Vitamin K-dependent Coagulation Factors
The proenzymes, factors II, VII, IX, and X, require vitamin K for gammacarboxylation of their glutamic acid residues which allows these factors to bind calcium ions. Calcium ion binding alters the conformation of the gammacarboxyglutamic acid domain such that hydrophobic residues are exposed and able to bind to phospholipid membranes. This binding is necessary for coagulation to proceed. Vitamin K antagonists, such as coumarin-containing poisons and dicoumarol found in moldy sweet clover, prohibit gammacarboxylation of glutamic acid residues in these proenzymes and calcium binding does not occur.
Animals affected by these agents experience severe spontaneous hemorrhage that is typical of a disorder of secondary hemostasis. PT and PTT are usually greatly prolonged and treatment with vitamin K1, possibly together with blood or fresh plasma transfusion, is generally curative in patients presented at a sufficiently early stage of the condition. Vitamin K1 therapy is often required for at least one month following ingestion, particularly given the longer biological half-life of many of the newer coumarin-type products.

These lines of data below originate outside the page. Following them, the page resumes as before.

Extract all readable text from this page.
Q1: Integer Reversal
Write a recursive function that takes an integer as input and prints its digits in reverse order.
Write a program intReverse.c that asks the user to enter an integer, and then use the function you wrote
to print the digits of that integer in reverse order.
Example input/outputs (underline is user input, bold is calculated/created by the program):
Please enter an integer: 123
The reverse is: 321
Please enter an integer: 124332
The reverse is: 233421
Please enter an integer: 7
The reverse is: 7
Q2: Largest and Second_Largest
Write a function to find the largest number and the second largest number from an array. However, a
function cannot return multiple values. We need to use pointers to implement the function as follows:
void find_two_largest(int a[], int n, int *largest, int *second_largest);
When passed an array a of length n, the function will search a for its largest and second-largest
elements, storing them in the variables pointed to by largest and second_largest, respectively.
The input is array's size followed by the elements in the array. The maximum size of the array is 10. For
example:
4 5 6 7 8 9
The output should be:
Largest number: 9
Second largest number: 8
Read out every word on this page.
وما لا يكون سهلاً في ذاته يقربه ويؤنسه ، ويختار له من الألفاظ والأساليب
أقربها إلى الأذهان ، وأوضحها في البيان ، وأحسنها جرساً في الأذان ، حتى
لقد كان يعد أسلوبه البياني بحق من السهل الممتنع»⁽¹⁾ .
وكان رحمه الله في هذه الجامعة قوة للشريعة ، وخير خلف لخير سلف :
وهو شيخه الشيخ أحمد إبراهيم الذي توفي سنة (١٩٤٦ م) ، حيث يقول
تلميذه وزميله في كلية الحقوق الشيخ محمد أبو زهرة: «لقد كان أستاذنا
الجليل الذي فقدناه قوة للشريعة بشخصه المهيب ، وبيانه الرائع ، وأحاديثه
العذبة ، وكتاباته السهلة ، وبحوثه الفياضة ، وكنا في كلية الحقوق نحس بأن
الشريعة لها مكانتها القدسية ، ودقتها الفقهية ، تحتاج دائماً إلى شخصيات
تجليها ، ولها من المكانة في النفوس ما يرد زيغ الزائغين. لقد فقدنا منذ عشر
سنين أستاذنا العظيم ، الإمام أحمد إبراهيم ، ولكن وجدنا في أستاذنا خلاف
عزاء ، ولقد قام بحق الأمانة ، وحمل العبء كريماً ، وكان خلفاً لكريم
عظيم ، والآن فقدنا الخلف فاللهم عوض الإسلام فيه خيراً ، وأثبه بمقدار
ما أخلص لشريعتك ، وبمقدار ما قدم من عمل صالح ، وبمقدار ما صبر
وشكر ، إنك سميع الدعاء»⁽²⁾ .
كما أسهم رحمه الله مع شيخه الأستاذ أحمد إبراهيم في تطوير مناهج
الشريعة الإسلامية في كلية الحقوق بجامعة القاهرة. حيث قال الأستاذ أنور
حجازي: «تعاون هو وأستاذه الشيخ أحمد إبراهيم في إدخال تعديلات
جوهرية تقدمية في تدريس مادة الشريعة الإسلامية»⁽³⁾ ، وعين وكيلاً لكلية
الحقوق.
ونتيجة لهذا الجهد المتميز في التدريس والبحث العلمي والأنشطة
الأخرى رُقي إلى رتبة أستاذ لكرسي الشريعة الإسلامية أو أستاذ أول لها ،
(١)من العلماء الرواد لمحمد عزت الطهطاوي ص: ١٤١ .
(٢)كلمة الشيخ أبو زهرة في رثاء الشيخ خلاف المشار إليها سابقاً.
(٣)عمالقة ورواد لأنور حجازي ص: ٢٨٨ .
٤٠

A hereditary vitamin K-dependent coagulopathy has been identified in Devon Rex cats. Clinical signs are variable but may involve hemorrhage following surgical procedures as well as spontaneous hemorrhage typical of a disorder of secondary hemostasis. PT and PTT are prolonged and concentrations of factors II, VII, IX, and X are reduced. The disorder is responsive to vitamin K1 therapy.
Results in bleeding due to the requirement of vitamin K for normal synthesis of coagulation factors II, VII, IX, X.
Defect in secondary hemostasis (coagulation).